久し振りに倒せるのだ。殺しで、相手のお役に立てるようなチャンスが訪れているのである。ただ全員を殺すと言うわけではなく、数人くらいは生かしておくつもりだった。
ヴォレリアは少し変人を見るような目で彼を見つめてから、答えた。
「いいですね、その提案。乗りましたよ」
その返事を聞くや否や、凶器のような目になるカルデア。
「おしっ……、」
ヴォレリアは幼い頃に極めた剣技を久しぶりに取り戻せると思ったせいか、少しばかりの笑顔になった。カルデアも、その表情を伺ってみせた。

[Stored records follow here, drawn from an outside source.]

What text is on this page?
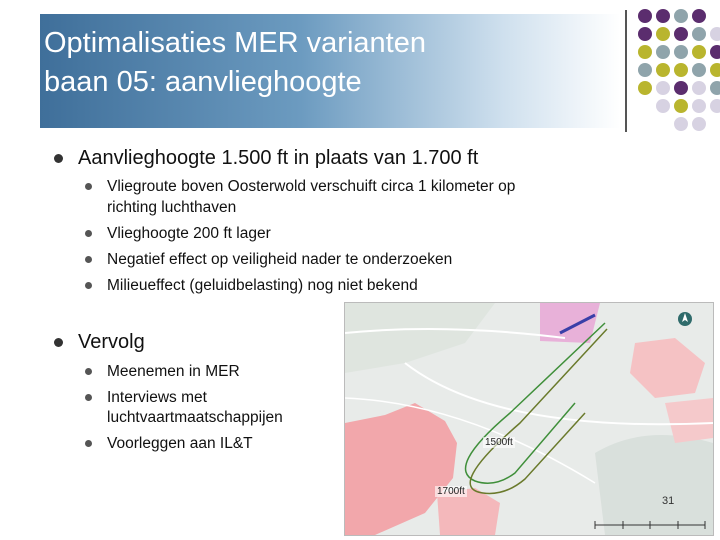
Optimalisaties MER varianten
baan 05: aanvlieghoogte
Aanvlieghoogte 1.500 ft in plaats van 1.700 ft
Vliegroute boven Oosterwold verschuift circa 1 kilometer op
richting luchthaven
Vlieghoogte 200 ft lager
Negatief effect op veiligheid nader te onderzoeken
Milieueffect (geluidbelasting) nog niet bekend
Vervolg
Meenemen in MER
Interviews met
luchtvaartmaatschappijen
Voorleggen aan IL&T	1500ft
1700ft
31
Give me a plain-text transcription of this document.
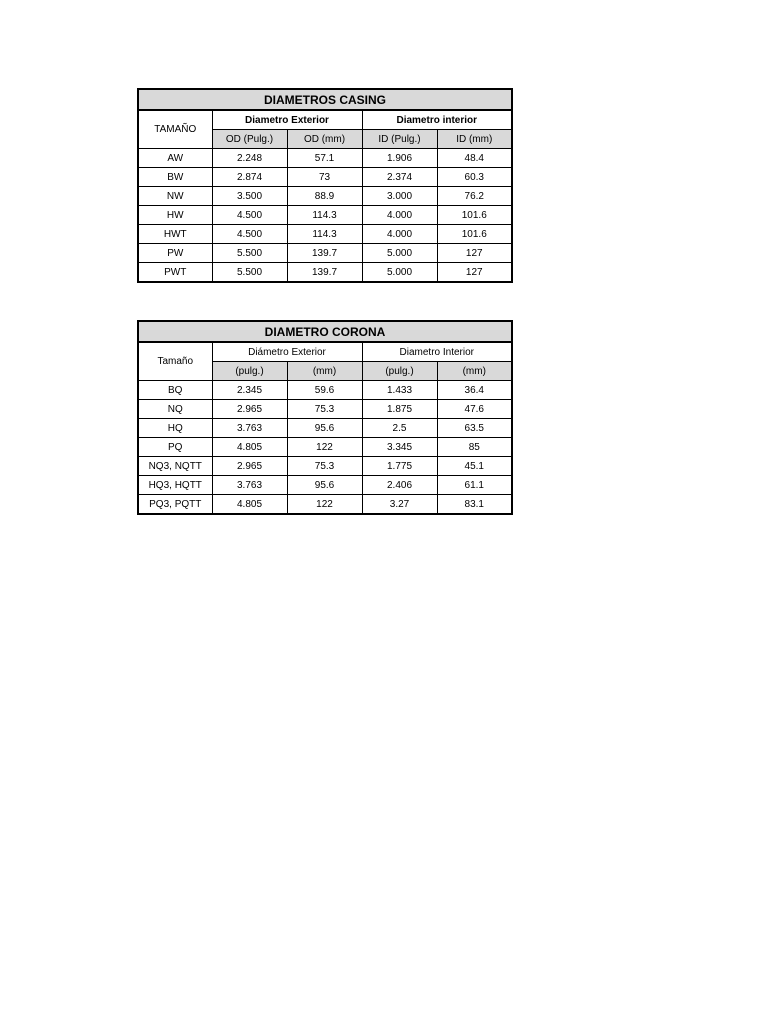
DIAMETROS CASING				
TAMAÑO	Diametro Exterior		Diametro interior	
	OD (Pulg.)	OD (mm)	ID (Pulg.)	ID (mm)
AW	2.248	57.1	1.906	48.4
BW	2.874	73	2.374	60.3
NW	3.500	88.9	3.000	76.2
HW	4.500	114.3	4.000	101.6
HWT	4.500	114.3	4.000	101.6
PW	5.500	139.7	5.000	127
PWT	5.500	139.7	5.000	127
DIAMETRO CORONA				
Tamaño	Diámetro Exterior		Diametro Interior	
	(pulg.)	(mm)	(pulg.)	(mm)
BQ	2.345	59.6	1.433	36.4
NQ	2.965	75.3	1.875	47.6
HQ	3.763	95.6	2.5	63.5
PQ	4.805	122	3.345	85
NQ3, NQTT	2.965	75.3	1.775	45.1
HQ3, HQTT	3.763	95.6	2.406	61.1
PQ3, PQTT	4.805	122	3.27	83.1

愛刀、《ベルナロク》をその手に握り、ヴォレリアは興奮して叫んだ。さっきとは人格を完全に入れ替えて。
「いいいいいいいいいいいいいいいいいいいいいいいいいいいいいいいいいでえええええええええぇぇぇぇぇぇすねぇェエエェェェェェェェェ! ここで会うたが、ひゃーーーーーくねぇ〜んめぃーだ! やってやりましょう」
おしっ、そうと決まれば。と、愛刀を握りしめた二人の剣士は、敵が襲いかかってくるのを合図にね、と決めた。
退屈が吹っ飛ぶ。久しい。カルデアにとっても、ジェボールにとっても。
数分経つと、敵が襲いかかってきた。斧を持った人型が、カルデアの腕を切ろうと狙う。
しかし、予想外が起きた。今にも腕を切られようとなったカルデアが、なぜか不敵な微笑みを浮かべていたのである。そしてその微笑みの矛先は、ヴォレリアである。
ーー今だ。
「私の《エイグロス》」
「僕の《ベルナロク》」
剣のつかを恐ろしい握力で握りしめ、力を剣の刃先に全集中させて込める。そして、その刃をお互いの剣に重ね合わせる。すると、二つの剣は眩いばかりの光を放ち、スライムのようにドロドロの半透明になる。と思うと、二つの剣は粘土のように融合し、一つの剣へと変貌した。
変貌した一本の剣を、二人は二人でともに握りしめる。
ザシュ、ザシュ、ザッシューン!!
スラスラと言う軽快な、だが重い勢いで斬撃を披露する。人型のものは斧を捨てて、バラバラになって砕け散った。
それどころか、攻撃の風圧で、周りにいた敵がいなくなっている。遠くへ行っている。しかし周りには、明らかにさっき殺めた奴のものではない血液も認められた。
「やっ、たのか」
その声に、ヴォレリアは喜んでうなずく。
しかし、その声の主人は、ジェボールだった。
「しょうがない。殺害が最善の選択なら、よしとしてやる。これが平和のためだと俺が認めたから、許してあげよう」
その言い方は、まるでお手柄お手柄という上から目線だった。